Note: On 21 December 1998, Cimb Bank Berhad (Lender) granted a banking facility (First Facility) comprising a letter of credit/trust receipt facility of RM 2,000,000 to Ausmal Meat (M) Sdn. Bhd. (Borrower). The facility was secured by a guarantee issued by Norlia Binti Mohd Yusof (Guarantor). Lender granted a separate banking facility to Guarantor (Second Facility) on 29 January 1999. On 28 June 2001, Lender obtained a replacement guarantor for the First Facility.

Borrower later experienced financial difficulties and was wound up on 25 January 2005. Guarantor failed to pay Lender under the First Facility's guarantee, and Lender sued Guarantor for wrongful dishonor. The High Court (Kuala Lumpur), Hashim, J., granted Lender's application for summary judgment.

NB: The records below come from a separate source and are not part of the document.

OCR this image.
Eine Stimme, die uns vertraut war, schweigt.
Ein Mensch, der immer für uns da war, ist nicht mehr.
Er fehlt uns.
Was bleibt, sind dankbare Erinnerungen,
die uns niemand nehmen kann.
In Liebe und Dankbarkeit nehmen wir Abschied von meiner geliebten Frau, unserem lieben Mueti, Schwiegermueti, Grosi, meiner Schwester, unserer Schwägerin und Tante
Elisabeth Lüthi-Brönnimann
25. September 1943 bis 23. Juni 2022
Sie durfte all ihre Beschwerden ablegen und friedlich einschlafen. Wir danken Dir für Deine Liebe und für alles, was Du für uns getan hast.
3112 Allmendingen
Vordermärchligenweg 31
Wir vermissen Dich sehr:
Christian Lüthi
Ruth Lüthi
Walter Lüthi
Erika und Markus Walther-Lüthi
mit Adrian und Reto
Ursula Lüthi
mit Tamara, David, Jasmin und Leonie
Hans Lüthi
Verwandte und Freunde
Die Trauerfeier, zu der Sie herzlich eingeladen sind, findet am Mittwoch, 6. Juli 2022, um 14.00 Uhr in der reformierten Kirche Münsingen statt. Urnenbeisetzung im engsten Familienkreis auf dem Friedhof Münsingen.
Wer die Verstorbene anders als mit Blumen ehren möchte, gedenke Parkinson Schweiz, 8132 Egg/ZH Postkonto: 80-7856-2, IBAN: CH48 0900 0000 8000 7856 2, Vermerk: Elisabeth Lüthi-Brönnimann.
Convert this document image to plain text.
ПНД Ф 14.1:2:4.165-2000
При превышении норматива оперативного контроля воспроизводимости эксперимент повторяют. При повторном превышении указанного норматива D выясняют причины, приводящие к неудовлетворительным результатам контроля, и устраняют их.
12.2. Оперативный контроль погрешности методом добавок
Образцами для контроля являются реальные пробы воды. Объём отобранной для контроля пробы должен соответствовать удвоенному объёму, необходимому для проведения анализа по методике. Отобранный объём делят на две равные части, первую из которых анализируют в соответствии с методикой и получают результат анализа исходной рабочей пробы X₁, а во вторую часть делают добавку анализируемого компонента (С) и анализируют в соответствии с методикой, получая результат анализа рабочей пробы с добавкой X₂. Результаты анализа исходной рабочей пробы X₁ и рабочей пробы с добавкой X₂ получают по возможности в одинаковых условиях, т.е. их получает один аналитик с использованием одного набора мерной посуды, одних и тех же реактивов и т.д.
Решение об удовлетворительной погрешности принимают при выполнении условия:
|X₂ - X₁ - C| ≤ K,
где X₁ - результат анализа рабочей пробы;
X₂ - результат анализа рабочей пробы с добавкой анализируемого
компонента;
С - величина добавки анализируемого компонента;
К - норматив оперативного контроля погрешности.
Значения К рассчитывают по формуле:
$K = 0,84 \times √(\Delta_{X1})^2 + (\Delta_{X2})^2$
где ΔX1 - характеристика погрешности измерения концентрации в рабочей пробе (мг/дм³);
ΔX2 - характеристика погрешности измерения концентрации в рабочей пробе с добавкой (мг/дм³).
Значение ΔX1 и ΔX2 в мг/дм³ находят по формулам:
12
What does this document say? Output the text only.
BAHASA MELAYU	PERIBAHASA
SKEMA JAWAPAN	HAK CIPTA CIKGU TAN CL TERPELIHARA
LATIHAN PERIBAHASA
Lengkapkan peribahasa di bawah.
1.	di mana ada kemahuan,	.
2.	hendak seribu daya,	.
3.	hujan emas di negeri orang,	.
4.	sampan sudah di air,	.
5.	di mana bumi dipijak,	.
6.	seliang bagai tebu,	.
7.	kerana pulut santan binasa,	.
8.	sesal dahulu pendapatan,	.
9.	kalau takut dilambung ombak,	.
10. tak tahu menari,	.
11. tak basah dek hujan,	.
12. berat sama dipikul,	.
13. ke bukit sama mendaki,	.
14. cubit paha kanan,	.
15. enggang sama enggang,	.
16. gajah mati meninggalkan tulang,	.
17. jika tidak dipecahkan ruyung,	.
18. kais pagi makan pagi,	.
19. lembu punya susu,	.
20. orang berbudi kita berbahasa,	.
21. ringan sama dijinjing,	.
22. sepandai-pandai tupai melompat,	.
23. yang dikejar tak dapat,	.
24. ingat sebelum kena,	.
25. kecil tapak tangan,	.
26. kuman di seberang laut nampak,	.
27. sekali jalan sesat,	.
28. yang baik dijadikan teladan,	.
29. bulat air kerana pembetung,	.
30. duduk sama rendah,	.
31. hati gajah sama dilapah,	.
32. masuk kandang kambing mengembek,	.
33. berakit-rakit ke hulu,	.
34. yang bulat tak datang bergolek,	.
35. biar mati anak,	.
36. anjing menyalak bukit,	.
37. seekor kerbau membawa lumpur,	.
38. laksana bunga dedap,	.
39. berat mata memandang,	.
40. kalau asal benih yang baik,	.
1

Guarantor argued that the statute of limitations on Lender's action had passed in 2007, six years after the banking facilities had expired. Lender contended that Guarantor was liable not only as a guarantor but also as principal debtor under the Second Facility. The High Court held that Lender's claim was not time-barred because under Malayan common law, the Statute of Limitations for Lender's claim against Guarantor only started to run after Lender demanded payment. Guarantor then argued that she was no longer bound by her guarantee in the First Facility because she had been replaced as guarantor. The Judge rejected that argument, noting that Guarantor had failed to provide documentary proof to show that Borrower had signed and accepted Lender's 28 June 2001 Letter of Offer for the replacement.

Lastly, Guarantor argued that that she was no longer liable because Lender had failed to exhibit any statements of accounts to enable her how Lender had calculated the amount due, and because Borrower had already been wound up. The Judge disagreed, finding that the Certificate of Indebtedness from Borrower's wind up was conclusive evidence of indebtedness, and noting that a guarantor remains liable for the entire outstanding due, even though a borrower has been wound up.


The Opinion contained the following clauses from the guarantee:

Clause 1.1: "The Guarantor/Guarantors hereby unconditionally and irrevocably, guarantee as principal debtor(s), jointly and severally, and not merely as surety(ies) to pay and satisfy the Bank on demand . . .".

Clause 2(a): ". . . the Bank shall be at liberty to ac as though to Guarantor/Guarantors was/were the principal debtor(s) for all sums guaranteed by the Guarantor/Guarantors as aforesaid".

Clause 2(m): "That all sums of monies not recovered or recoverable from the Guarantor/ Guarantors or any of the Guarantor/Guarantors for any reason whatsoever under this Guarantee and Indemnity shall nevertheless be recoverable from the Guarantor/Guarantors or any of the Guarantor/Guarantors as principal debtor(s) . . .".

Clause 2(o): "That a written statement from the Bank as to the amount due and owing by the Borrower shall be accepted by the Guarantor/Guarantors as conclusive evidence that the amount thereby appearing is due from the Borrower(s) to the Bank and payable to the Bank by the Guarantor/Guarantors".



The views expressed in this Case Summary are those of the Institute of International Banking Law and Practice and not necessarily those of ICC or the other partners in DC-PRO.